Offshore staff
NEW YORK — Hess has received the approval of its stockholders for closing its planned merger with Chevron.
During a meeting of the stockholders, a majority voted in favor.
Final voting results on the proposals will be detailed in a Form 8-K that Hess will file with the US Securities and Exchange Commission following certification by its inspector of election.
No approval of Chevron stockholders is needed, the company added. However, completion of the merger remains subject to other closing conditions, including expiration or termination of any applicable waiting period under the Hart-Scott-Rodino Antitrust Improvements Act of 1976, as amended.
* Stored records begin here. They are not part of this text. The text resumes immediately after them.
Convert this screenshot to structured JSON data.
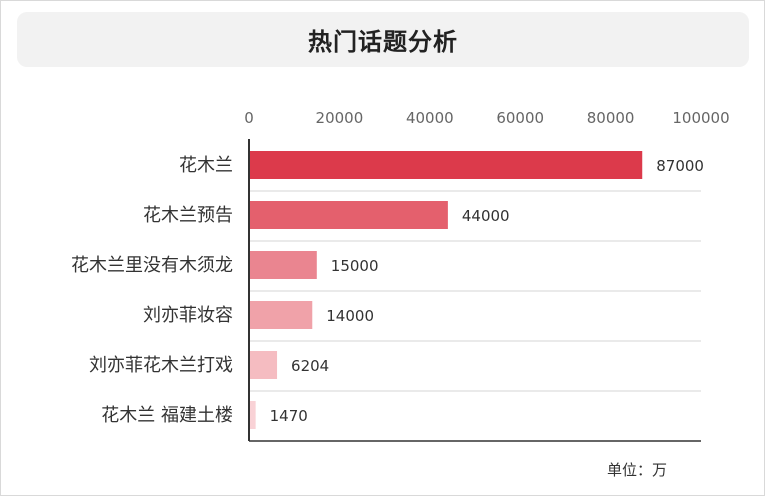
{
  "chart_data": {
    "type": "bar",
    "orientation": "horizontal",
    "title": "热门话题分析",
    "unit_label": "单位：万",
    "categories": [
      "花木兰",
      "花木兰预告",
      "花木兰里没有木须龙",
      "刘亦菲妆容",
      "刘亦菲花木兰打戏",
      "花木兰 福建土楼"
    ],
    "values": [
      87000,
      44000,
      15000,
      14000,
      6204,
      1470
    ],
    "value_labels": [
      "87000",
      "44000",
      "15000",
      "14000",
      "6204",
      "1470"
    ],
    "xlim": [
      0,
      100000
    ],
    "xticks": [
      0,
      20000,
      40000,
      60000,
      80000,
      100000
    ],
    "xtick_labels": [
      "0",
      "20000",
      "40000",
      "60000",
      "80000",
      "100000"
    ],
    "x_axis_position": "top",
    "grid": "horizontal-row-separators",
    "bar_colors": [
      "#dc3a4b",
      "#e4606d",
      "#ea8590",
      "#f0a2a9",
      "#f5bcc1",
      "#f9d2d6"
    ],
    "xlabel": "",
    "ylabel": ""
  }
}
Another major issue that has to be resolved is resolution of arbitration proceedings regarding pre-emptive rights in the Stabroek Block joint operating agreement offshore Guyana.
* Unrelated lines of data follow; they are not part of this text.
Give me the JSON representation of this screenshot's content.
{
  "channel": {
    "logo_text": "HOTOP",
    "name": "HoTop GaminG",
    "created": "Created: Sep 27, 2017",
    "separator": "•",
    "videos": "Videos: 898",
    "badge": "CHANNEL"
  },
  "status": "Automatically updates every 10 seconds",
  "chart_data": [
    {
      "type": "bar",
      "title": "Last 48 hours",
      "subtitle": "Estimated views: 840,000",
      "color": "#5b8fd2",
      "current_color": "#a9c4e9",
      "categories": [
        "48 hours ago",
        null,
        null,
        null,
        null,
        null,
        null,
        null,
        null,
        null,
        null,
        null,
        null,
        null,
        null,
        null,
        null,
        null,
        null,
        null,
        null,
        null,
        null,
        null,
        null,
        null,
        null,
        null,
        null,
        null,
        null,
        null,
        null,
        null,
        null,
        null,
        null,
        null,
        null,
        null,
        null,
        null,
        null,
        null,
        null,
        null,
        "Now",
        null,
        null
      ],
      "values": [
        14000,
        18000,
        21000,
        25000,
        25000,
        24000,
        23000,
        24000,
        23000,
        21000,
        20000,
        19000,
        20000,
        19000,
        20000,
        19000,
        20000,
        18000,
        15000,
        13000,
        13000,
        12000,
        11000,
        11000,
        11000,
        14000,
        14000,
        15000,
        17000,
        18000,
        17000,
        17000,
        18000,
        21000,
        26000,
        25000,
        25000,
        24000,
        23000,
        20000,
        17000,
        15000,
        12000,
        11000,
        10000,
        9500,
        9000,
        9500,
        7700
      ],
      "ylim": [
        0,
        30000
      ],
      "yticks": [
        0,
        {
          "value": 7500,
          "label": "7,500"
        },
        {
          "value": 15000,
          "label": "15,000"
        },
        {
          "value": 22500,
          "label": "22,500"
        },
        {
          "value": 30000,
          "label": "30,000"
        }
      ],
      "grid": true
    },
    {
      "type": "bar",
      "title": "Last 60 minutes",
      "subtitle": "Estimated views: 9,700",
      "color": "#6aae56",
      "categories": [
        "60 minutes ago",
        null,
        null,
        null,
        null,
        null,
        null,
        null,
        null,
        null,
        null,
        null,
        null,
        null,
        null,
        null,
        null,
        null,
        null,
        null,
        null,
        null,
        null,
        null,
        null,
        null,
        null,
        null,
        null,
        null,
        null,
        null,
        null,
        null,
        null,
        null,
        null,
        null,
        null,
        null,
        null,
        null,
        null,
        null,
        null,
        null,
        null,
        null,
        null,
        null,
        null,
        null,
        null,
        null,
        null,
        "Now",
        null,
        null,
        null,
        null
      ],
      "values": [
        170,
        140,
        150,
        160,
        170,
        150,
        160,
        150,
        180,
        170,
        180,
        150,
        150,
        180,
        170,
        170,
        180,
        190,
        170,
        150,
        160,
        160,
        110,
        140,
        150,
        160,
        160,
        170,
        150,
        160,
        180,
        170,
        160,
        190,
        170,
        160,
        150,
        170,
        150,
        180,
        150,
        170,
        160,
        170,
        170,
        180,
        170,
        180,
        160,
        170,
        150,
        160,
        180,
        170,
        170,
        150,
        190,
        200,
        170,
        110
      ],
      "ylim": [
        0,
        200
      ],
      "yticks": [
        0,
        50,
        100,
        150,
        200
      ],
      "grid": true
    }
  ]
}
CEO John Hess said, “Together we will be positioned as a premier integrated energy company, with the leadership, asset portfolio and financial resources to deliver significant shareholder value for years to come.”
Chevron provided an overview on May 29 of its business performance and plans at its 2024 Annual Meeting of Stockholders. Among the updates, Chevron said it reached first oil at the Mad Dog 2 project in the Gulf of Mexico and completed installation of the floating production unit for the Anchor Field, an important milestone toward achieving first production this year.